Manual QA checklist (matching the project's testing energy; no test target in repo)

  • Add Claude Code to allowlist; toggle bypass on; enable auto-hide and auto-quit. Lock Mail.
  • From terminal: MAKLOCK_TRUSTED=1 osascript -e 'tell application "Mail" to count of inboxes'. Mail launches hidden, AppleScript returns count, Mail quits within ~30s.
  • Same osascript without MAKLOCK_TRUSTED=1: lock overlay fires.
  • Open Mail manually (Spotlight) while Claude Code is running: lock overlay fires (no env var).
  • Two-agent test: run both Claude Code and Codex with MAKLOCK_TRUSTED=1; bypass works; killing one keeps bypass active until the other exits.
  • Sleep + wake during active bypass.

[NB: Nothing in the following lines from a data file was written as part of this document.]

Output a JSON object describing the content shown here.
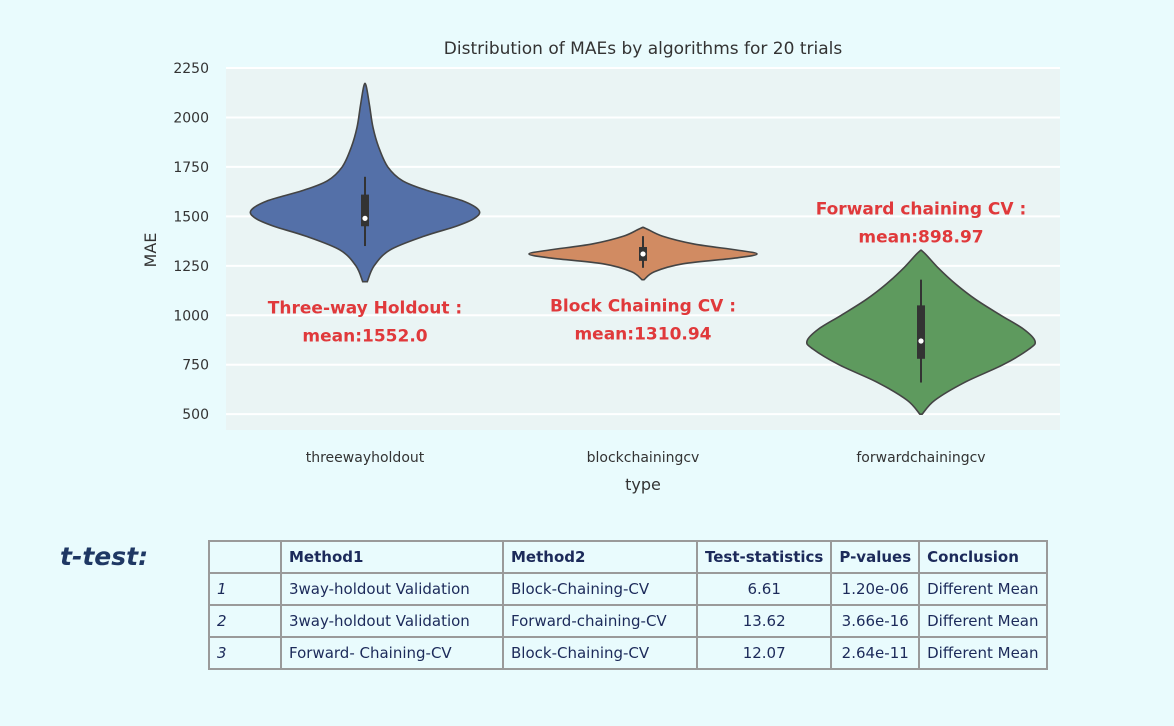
{
  "chart_data": {
    "type": "violin",
    "title": "Distribution of MAEs by algorithms for 20 trials",
    "xlabel": "type",
    "ylabel": "MAE",
    "ylim": [
      420,
      2250
    ],
    "yticks": [
      500,
      750,
      1000,
      1250,
      1500,
      1750,
      2000,
      2250
    ],
    "grid": true,
    "categories": [
      "threewayholdout",
      "blockchainingcv",
      "forwardchainingcv"
    ],
    "series": [
      {
        "category": "threewayholdout",
        "color": "#5470a8",
        "profile": [
          [
            1170,
            0.02
          ],
          [
            1250,
            0.08
          ],
          [
            1330,
            0.22
          ],
          [
            1400,
            0.52
          ],
          [
            1450,
            0.8
          ],
          [
            1490,
            0.96
          ],
          [
            1530,
            1.0
          ],
          [
            1580,
            0.85
          ],
          [
            1630,
            0.55
          ],
          [
            1680,
            0.33
          ],
          [
            1750,
            0.2
          ],
          [
            1850,
            0.12
          ],
          [
            1950,
            0.07
          ],
          [
            2060,
            0.04
          ],
          [
            2160,
            0.01
          ]
        ],
        "q1": 1450,
        "median": 1490,
        "q3": 1610,
        "whisker_low": 1350,
        "whisker_high": 1700,
        "annotation": [
          "Three-way Holdout :",
          "mean:1552.0"
        ],
        "annotation_y": 1000
      },
      {
        "category": "blockchainingcv",
        "color": "#d18b62",
        "profile": [
          [
            1180,
            0.01
          ],
          [
            1220,
            0.1
          ],
          [
            1260,
            0.35
          ],
          [
            1290,
            0.82
          ],
          [
            1310,
            1.0
          ],
          [
            1330,
            0.82
          ],
          [
            1360,
            0.45
          ],
          [
            1400,
            0.17
          ],
          [
            1440,
            0.02
          ]
        ],
        "q1": 1275,
        "median": 1310,
        "q3": 1345,
        "whisker_low": 1240,
        "whisker_high": 1400,
        "annotation": [
          "Block Chaining CV :",
          "mean:1310.94"
        ],
        "annotation_y": 1010
      },
      {
        "category": "forwardchainingcv",
        "color": "#5e9a5e",
        "profile": [
          [
            500,
            0.01
          ],
          [
            570,
            0.12
          ],
          [
            660,
            0.38
          ],
          [
            750,
            0.72
          ],
          [
            830,
            0.95
          ],
          [
            870,
            1.0
          ],
          [
            930,
            0.9
          ],
          [
            1000,
            0.7
          ],
          [
            1080,
            0.48
          ],
          [
            1160,
            0.3
          ],
          [
            1240,
            0.15
          ],
          [
            1320,
            0.02
          ]
        ],
        "q1": 780,
        "median": 870,
        "q3": 1050,
        "whisker_low": 660,
        "whisker_high": 1180,
        "annotation": [
          "Forward chaining CV :",
          "mean:898.97"
        ],
        "annotation_y": 1500
      }
    ]
  },
  "ttest": {
    "label": "t-test:",
    "headers": [
      "",
      "Method1",
      "Method2",
      "Test-statistics",
      "P-values",
      "Conclusion"
    ],
    "rows": [
      [
        "1",
        "3way-holdout Validation",
        "Block-Chaining-CV",
        "6.61",
        "1.20e-06",
        "Different Mean"
      ],
      [
        "2",
        "3way-holdout Validation",
        "Forward-chaining-CV",
        "13.62",
        "3.66e-16",
        "Different Mean"
      ],
      [
        "3",
        "Forward- Chaining-CV",
        "Block-Chaining-CV",
        "12.07",
        "2.64e-11",
        "Different Mean"
      ]
    ]
  }
}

Auth cleared; next agent activation re-evaluates.
  • Panic key during active bypass. All bypasses revoked.
  • Force-quit MakLock during active bypass; relaunch. Allowlist persists; running-process scan re-runs.
  • Sparkle update during active bypass. Setting survives.

Future follow-ups (separate issues if/when this lands)

  • XPC handshake variant. Cryptographically honest version: agent connects to a MakLock Mach service, MakLock reads audit_token_t from the connection peer, validates via SecCodeCreateWithAuditToken. Stronger than env-var attribution but adds an SDK contract MCP authors have to adopt. ~700 LOC.
  • Per-app bypass scope. Today the allowlist is global per-agent. v1.1 could let users specify "Claude Code can bypass Mail and Calendar but not Passwords."

Precedent in your codebase and ecosystem

PR #39 (external-SSD-conditional locking) is the same shape (condition-based bypass), and SafetyManager.systemBlacklist (SafetyManager.swift:34-53) is the existing pattern for "skip the overlay when X is true." This proposal adds a parallel allowlist alongside it. Roadmap items (Trusted Wi-Fi unlock v1.1, per-window overlay v1.2) reinforce the conditional-bypass direction.

The signing-identity-as-primary-key pattern is what LuLu uses for its outbound-connection allowlist; the env-var trust signal is what 1Password CLI uses for biometric unlock inheritance into sub-shells. Both are battle-tested in the macOS security tools space.

Offer

If this design fits the way you want MakLock to grow, I'd be happy to send the PR, including the env-var attribution path, auto-hide/auto-quit orchestration, and the QA matrix in the description. If you'd prefer a different shape (different UX, different scope, different name, different attribution mechanism), tell me and I'll redesign before writing code. If this isn't a feature you want at all, that's a fair answer.